Even in the age of the internet there's a huge business in people basically taking a "normal" thing from another market and then rebadging it to release as an elevated thing.
Studio neat has a $231 tiny box cutter[2]. OLFA (A "professional" box cutter maker) sells a 2 pack of tiny box cutters that probably are 5x more ergonomic on account of being made to be used instead of to look nice on a website, for $10. [3]
The best version of a thing is likely whatever people who do it all day use. But you can totally make a market for consumers who want "fashionable" things but who don't really get the space.
Studio Neat is a big offender on this honestly... basically all of their stuff have "better" things at least at half the cost just available in random stationary stores. I'm all for wasting money on pens, but at least waste them on good pens!
[0]: https://teenage.engineering/products/po-80
[1]: https://hon.gakken.jp/book/1575072200
[2]: https://www.studioneat.com/products/keen
[3]: https://www.amazon.co.jp/-/en/OLFA-Compact-Knife-Pieces-95B2...
I’m sure there’s a price at which the vinyl cutter is profitable.
But, like, https://teenage.engineering/store/field-desk
Or maybe the TP-7 is a better example.
They are obviously following the playbook from brands like Supreme. At least in part.
I imagine artists could sell a super-limited (i.e. 1 copy) live recording of a show the second it ends for a premium, especially if they kept the machine on stage and personally packaged and signed it.

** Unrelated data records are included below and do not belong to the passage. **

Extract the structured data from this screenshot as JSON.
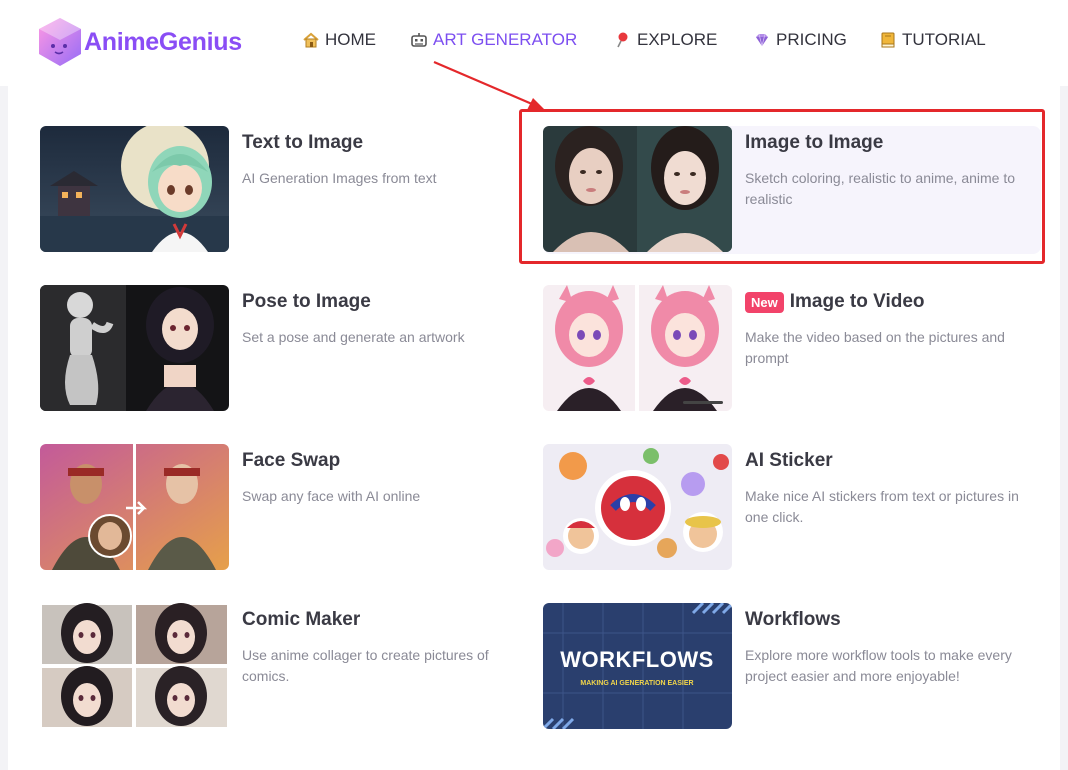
{
  "brand": {
    "name": "AnimeGenius"
  },
  "nav": [
    {
      "label": "HOME",
      "icon": "home-icon"
    },
    {
      "label": "ART GENERATOR",
      "icon": "robot-icon",
      "active": true
    },
    {
      "label": "EXPLORE",
      "icon": "pin-icon"
    },
    {
      "label": "PRICING",
      "icon": "diamond-icon"
    },
    {
      "label": "TUTORIAL",
      "icon": "book-icon"
    }
  ],
  "cards": [
    {
      "title": "Text to Image",
      "desc": "AI Generation Images from text"
    },
    {
      "title": "Image to Image",
      "desc": "Sketch coloring, realistic to anime, anime to realistic"
    },
    {
      "title": "Pose to Image",
      "desc": "Set a pose and generate an artwork"
    },
    {
      "title": "Image to Video",
      "desc": "Make the video based on the pictures and prompt",
      "badge": "New"
    },
    {
      "title": "Face Swap",
      "desc": "Swap any face with AI online"
    },
    {
      "title": "AI Sticker",
      "desc": "Make nice AI stickers from text or pictures in one click."
    },
    {
      "title": "Comic Maker",
      "desc": "Use anime collager to create pictures of comics."
    },
    {
      "title": "Workflows",
      "desc": "Explore more workflow tools to make every project easier and more enjoyable!"
    }
  ],
  "thumbnails": {
    "workflows_title": "WORKFLOWS",
    "workflows_sub": "MAKING AI GENERATION EASIER"
  },
  "colors": {
    "accent": "#7c4ef0",
    "highlight": "#e4282b",
    "badge": "#f2436a"
  }
}
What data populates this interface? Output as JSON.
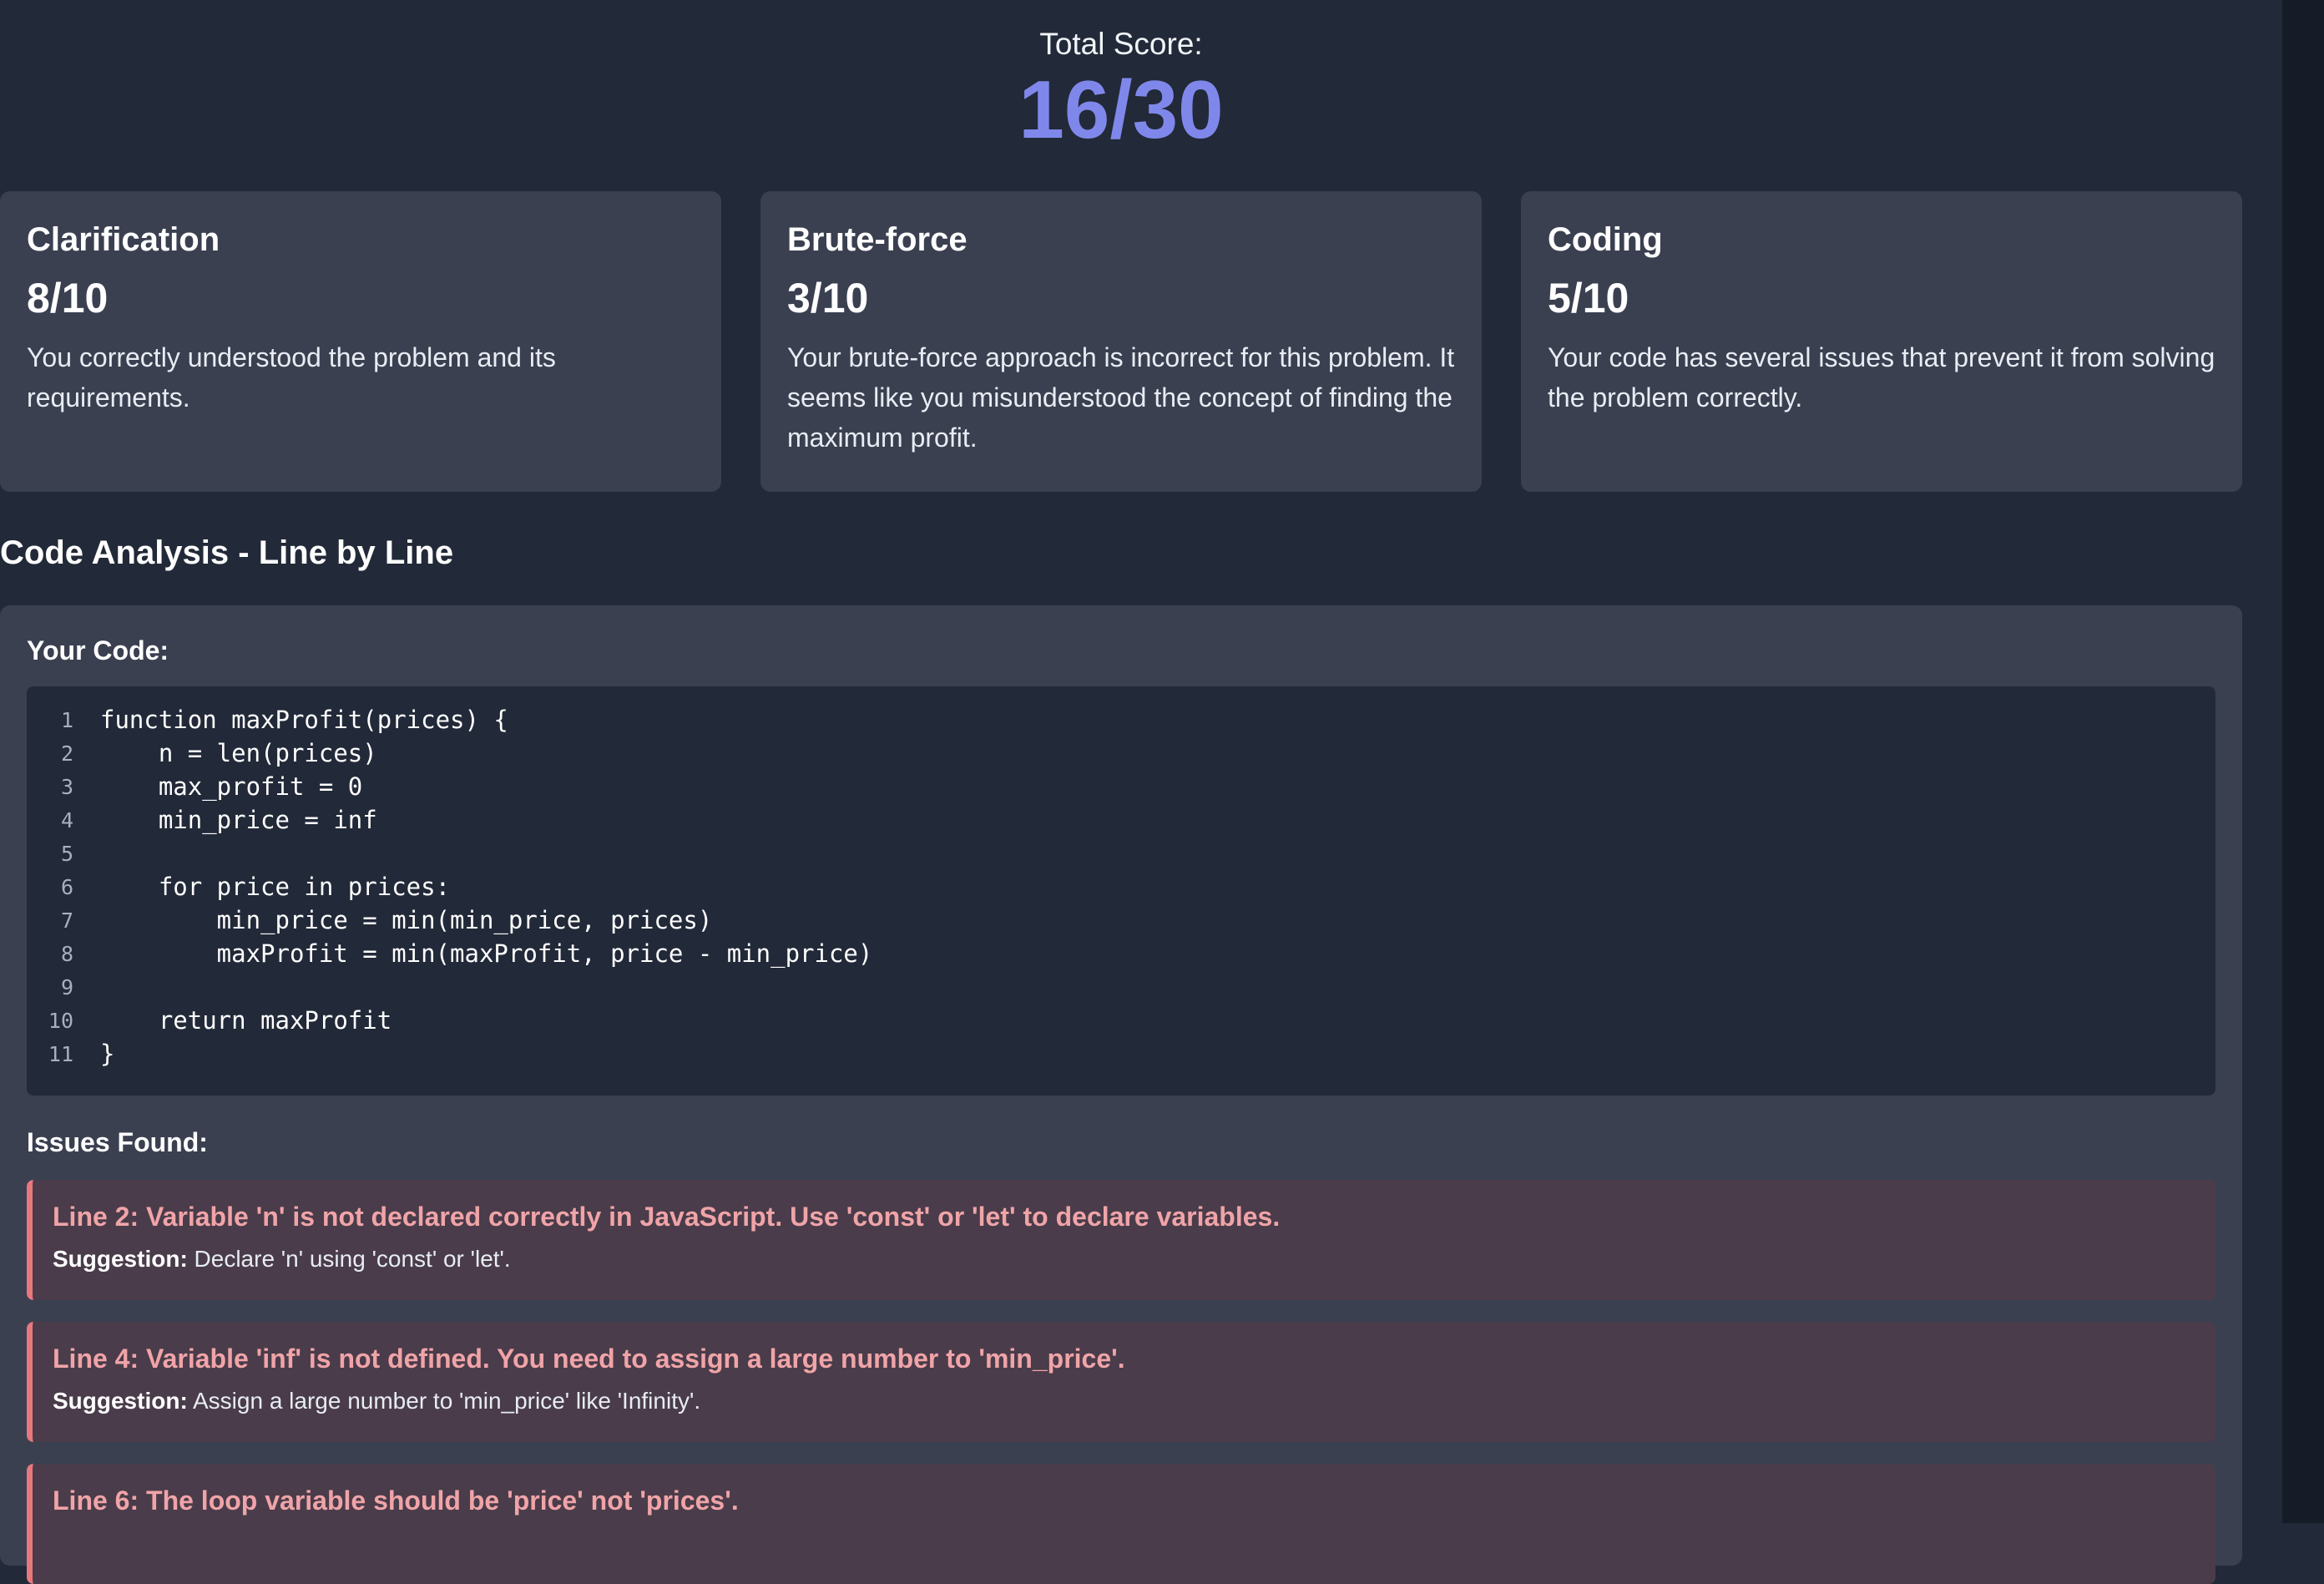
{
  "header": {
    "total_score_label": "Total Score:",
    "total_score_value": "16/30"
  },
  "cards": [
    {
      "title": "Clarification",
      "score": "8/10",
      "text": "You correctly understood the problem and its requirements."
    },
    {
      "title": "Brute-force",
      "score": "3/10",
      "text": "Your brute-force approach is incorrect for this problem. It seems like you misunderstood the concept of finding the maximum profit."
    },
    {
      "title": "Coding",
      "score": "5/10",
      "text": "Your code has several issues that prevent it from solving the problem correctly."
    }
  ],
  "analysis": {
    "title": "Code Analysis - Line by Line",
    "code_heading": "Your Code:",
    "code_lines": [
      {
        "num": "1",
        "text": "function maxProfit(prices) {"
      },
      {
        "num": "2",
        "text": "    n = len(prices)"
      },
      {
        "num": "3",
        "text": "    max_profit = 0"
      },
      {
        "num": "4",
        "text": "    min_price = inf"
      },
      {
        "num": "5",
        "text": ""
      },
      {
        "num": "6",
        "text": "    for price in prices:"
      },
      {
        "num": "7",
        "text": "        min_price = min(min_price, prices)"
      },
      {
        "num": "8",
        "text": "        maxProfit = min(maxProfit, price - min_price)"
      },
      {
        "num": "9",
        "text": ""
      },
      {
        "num": "10",
        "text": "    return maxProfit"
      },
      {
        "num": "11",
        "text": "}"
      }
    ],
    "issues_heading": "Issues Found:",
    "suggestion_label": "Suggestion:",
    "issues": [
      {
        "title": "Line 2: Variable 'n' is not declared correctly in JavaScript. Use 'const' or 'let' to declare variables.",
        "suggestion": "Declare 'n' using 'const' or 'let'."
      },
      {
        "title": "Line 4: Variable 'inf' is not defined. You need to assign a large number to 'min_price'.",
        "suggestion": "Assign a large number to 'min_price' like 'Infinity'."
      },
      {
        "title": "Line 6: The loop variable should be 'price' not 'prices'.",
        "suggestion": ""
      }
    ]
  },
  "colors": {
    "background": "#222938",
    "card": "#3a4050",
    "accent": "#7f88ea",
    "issue_border": "#e7787d",
    "issue_text": "#f0a4a8"
  }
}
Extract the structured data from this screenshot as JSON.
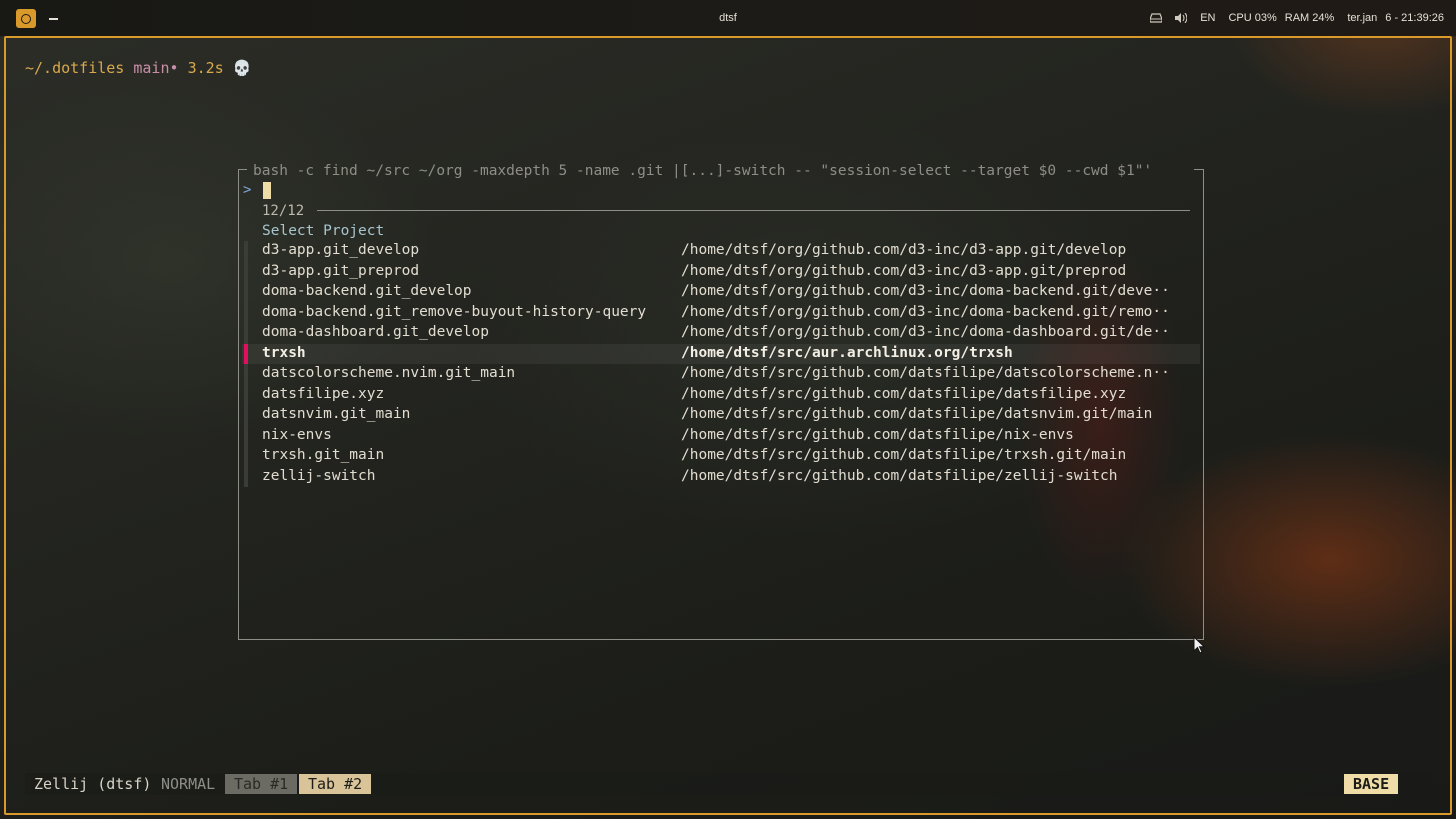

No one is buying this for economy’s sake.
But now mixing is done digitally and playing with vinyl is a mostly lost art and it's trivial to put your own material together into audio files and mix it.
Where a band with no money might struggle to afford a $1000 minimum run somewhere else, they might be able to make beer money at a show with records made on one of these. Probably not "economical" in the machine may never pay for itself, but somebody rich buying one as a mechanism to promote musicians on a small scale probably makes sense to them.
I would buy a machine that makes new laserdiscs if it existed, and not because of any economical argument.
... aluminized paper for electric arc printers
... wax film thermal print head ribbon
... a re-inker for cloth typewriter ribbon (at least this one is straightforward to design and build myself some day)
... extra wide cloth matrix printer ribbon with 4 colors
... 1.9mm magnetic tape for exatron wafers
A record cutter has way more potential audience than any of those. They will sell every one they can even manage to make.
I've been worried this place has gotten eternal september'd full of redditors, AI bots, and low-IQ emotional mainstream political rants.
But then you swoop in here and remind me that it's still 2007 in Hackernews land: https://news.ycombinator.com/item?id=9224
Never change.
FWIW, You can get 100 records + jackets printed professionally for ~$10 a pop.
Gakken toy record cutter is low quality, but costs $160.
I wonder what this would cost. Surely it's impractical for personal use, as marketed.
My spouse bought one on a whim. The quality is ... quite bad. It's a tool for learning about how this works though! So it was a fun little activity. But it really is "just" what it is.
Maybe Teenage Engineering's toy that looks like is exactly the same tech is better. I have my doubts.
https://www.outofrage.net/post/review-henge-journey-to-voltu...
Damn I would buy this for 50 bucks.
I actually have a project that requires a bunch of custom vinyl, but I am guessing this is not economical.
Scrolled down
WTAF
I'm a total TE fanboi, I have the OP1F and OP-XY, they're everything I ever wanted and my MPC and Digitakt haven't be touched in months. And the Digitone Keys is unplugged propped against the bookshelf. It's extraordinary how addictive these two little synths are for making things happen.
The APC-2, however, is a fascinating outcome of what happens when you have a bunch of creative people who like - and can - do things that are new to them and make them new to others. It's no wonder they keep getting asked to do cool stuff like Panic's Playdate, Baidu's Raven, Nothing Smartphones and Headphones.
TE have retained this incredible playful vibe that has long drained from Sony and Apple.
I've heard every lazy comment about hipsters and rich kids who are supposedly their target audience, and the cost of the products, as if the visible ingredients are all that accounting measure. Swiss watches cost orders of magnitude more than TE's amazing inventions, and their only purpose seems to be to remind the wearer how amazing they are when they look at it.
"God, I'm good," thought the Rolex wearer as he glanced at his wrist.
Hipsters will buy anything that looks cool. But that doesn’t mean anything that looks cool was made for them.
It appears they’ll just rebrand a few record cutters and call it a product. TE always comes off as really low quality for the types of prices they charge.
The MPC Sample is 400$ and looks well built, the KO2 is 300$ and has faders falling off.
Roland has a few samplers in the same price range as well.